More broadly: Everything about the Trump campaign has always screamed ROGER WAS HERE. Stone has always loved smears and mud and dirty tricks, and that's what Team Trump gave us: Sleazy accusations and stolen emails -- a new Watergate every few days. Overseeing it all was one of the original Watergaters.

Remember when Trump made that bizarre accusation about Hillary being on drugs? That apparently came from here. The link goes to a lengthy conversation between Roger Stone and Alex Jones, a presentation sponsored by Jone's personal brand of "brain pills." Just pop these pills and you'll think real good, just like ol' Alex. Small wonder AJ is backing the candidate who wants to get rid of the FDA.

Here's an interesting question: Does Trump really believe in AJ's nonsensical conspiracy theories?

We've all seen those tweets from yesteryear in which Trump speaks well of the Clintons. (He also insulted, in his usual Trumpian way, Paula Jones.) If you compare what Trump said then to what he says now, it's hard not to conclude that Candidate Trump has been putting on a big act. He's a teevee entertainer playing a part, a huckster going for the big con.

But I don't think that the "It's all an act" theory suffices. I think that Donald Trump really has become enchanted by the Alex Jones view of reality. Right-wing conspiracism often attracts those with intellectual pretensions who lack the patience to read hard books.

Let's get back to Roger Stone.

Stone calls himself a libertine and a libertarian. Being a libertarian, he presumably views self-interest as his sole motivation.
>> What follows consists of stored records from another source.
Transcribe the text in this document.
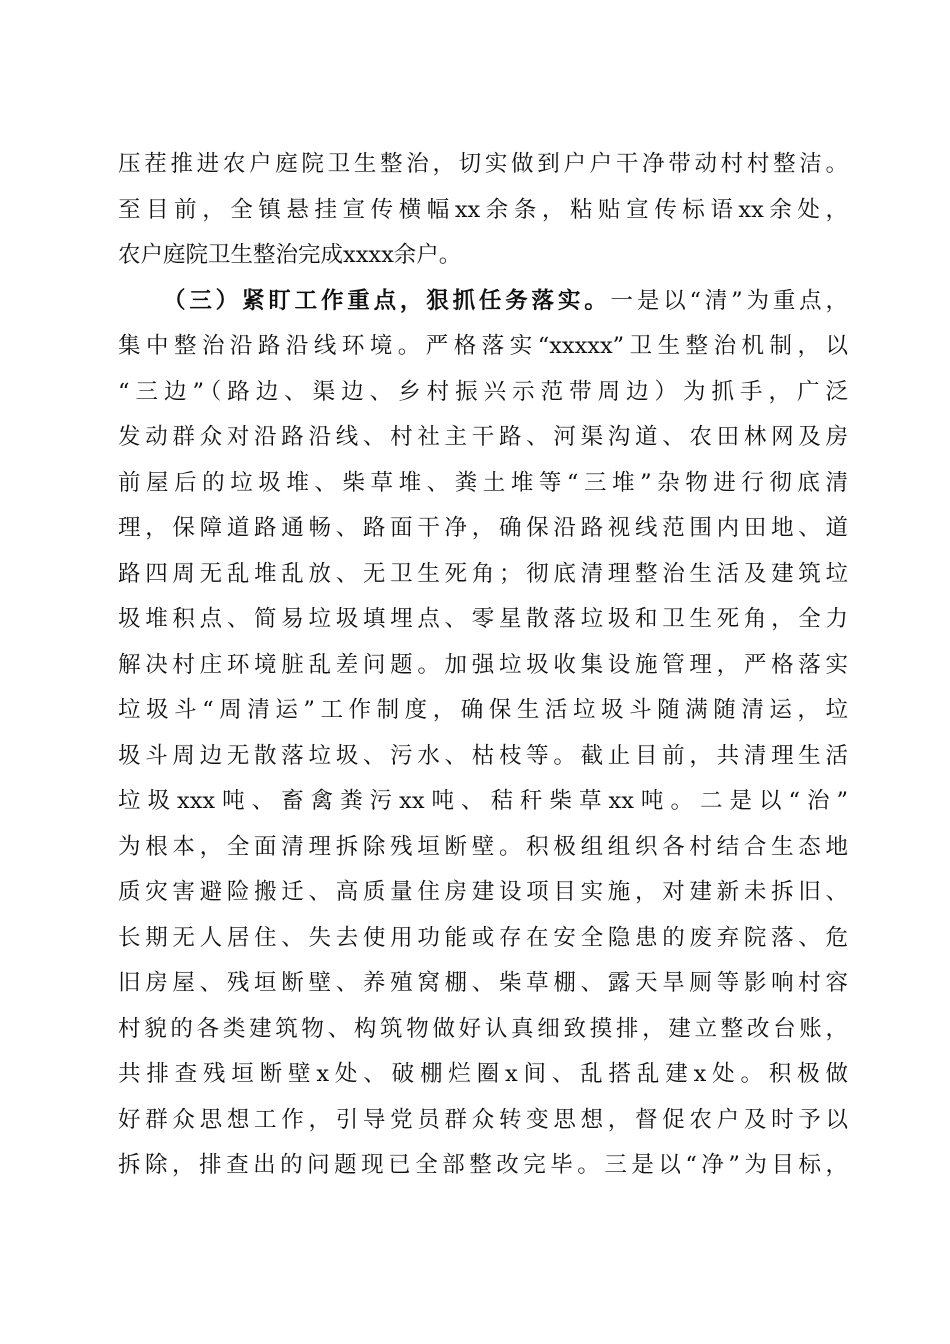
压茬推进农户庭院卫生整治，切实做到户户干净带动村村整洁。
至目前，全镇悬挂宣传横幅xx余条，粘贴宣传标语xx余处，
农户庭院卫生整治完成xxxx余户。
（三）紧盯工作重点，狠抓任务落实。一是以“清”为重点，
集中整治沿路沿线环境。严格落实“xxxxx”卫生整治机制，以
“三边”（路边、渠边、乡村振兴示范带周边）为抓手，广泛
发动群众对沿路沿线、村社主干路、河渠沟道、农田林网及房
前屋后的垃圾堆、柴草堆、粪土堆等“三堆”杂物进行彻底清
理，保障道路通畅、路面干净，确保沿路视线范围内田地、道
路四周无乱堆乱放、无卫生死角；彻底清理整治生活及建筑垃
圾堆积点、简易垃圾填埋点、零星散落垃圾和卫生死角，全力
解决村庄环境脏乱差问题。加强垃圾收集设施管理，严格落实
垃圾斗“周清运”工作制度，确保生活垃圾斗随满随清运，垃
圾斗周边无散落垃圾、污水、枯枝等。截止目前，共清理生活
垃圾xxx吨、畜禽粪污xx吨、秸秆柴草xx吨。二是以“治”
为根本，全面清理拆除残垣断壁。积极组组织各村结合生态地
质灾害避险搬迁、高质量住房建设项目实施，对建新未拆旧、
长期无人居住、失去使用功能或存在安全隐患的废弃院落、危
旧房屋、残垣断壁、养殖窝棚、柴草棚、露天旱厕等影响村容
村貌的各类建筑物、构筑物做好认真细致摸排，建立整改台账，
共排查残垣断壁x处、破棚烂圈x间、乱搭乱建x处。积极做
好群众思想工作，引导党员群众转变思想，督促农户及时予以
拆除，排查出的问题现已全部整改完毕。三是以“净”为目标，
So why does he continue to dodder around the JFK assassination community, where he is a mostly-unwelcome presence? From an Ayn Randian me-me-me perspective, what's in it for him?

Roger Stone is listed as a speaker in this so-called "Oswald Conference," which was held about a week ago. The fact that George Noory (!!!) hosted the event should tell you everything you need to know. With the exception of Russ Baker, none of the listed speakers commands much respect within the JFK assassination research community -- and to be honest, I'm not really a big fan of Baker.

This is not the A-team, folks.

The main attraction at the conference was Judyth Vary Baker, an attention-loving fantasist who claims that she was once Oswald's lover, and whose followers strike me as unnervingly cultish. The real researchers have a low opinion of her. She now inhabits an alternate JFK universe: There are serious JFK conferences and there are "Judy" conferences -- and if you show up at the latter, you may not be welcome at the former. 

I've written about Judy before, offering links to experts who have exposed her silly fibs. Unsurprisingly, she has "confirmed" to Roger Stone that Ted Cruz' dad really was the guy seen working with Oswald. Judy's memory is one of the true wonders of nature.

Again I ask: Why is Stone in this world? What's in it for him? Despite what some people believe, JFK assassination books rarely sell well; the money involved is (by Trumpian standards) trifling. The dimes and nickles may have meaning to someone like The Great Judy, but Roger Stone is the kind of guy who likes to wear bespoke suits while scooting around town in his favorite Mercedes.

Where's the payoff? Is he getting a cut from sales of those Alex Jones Brain Pills?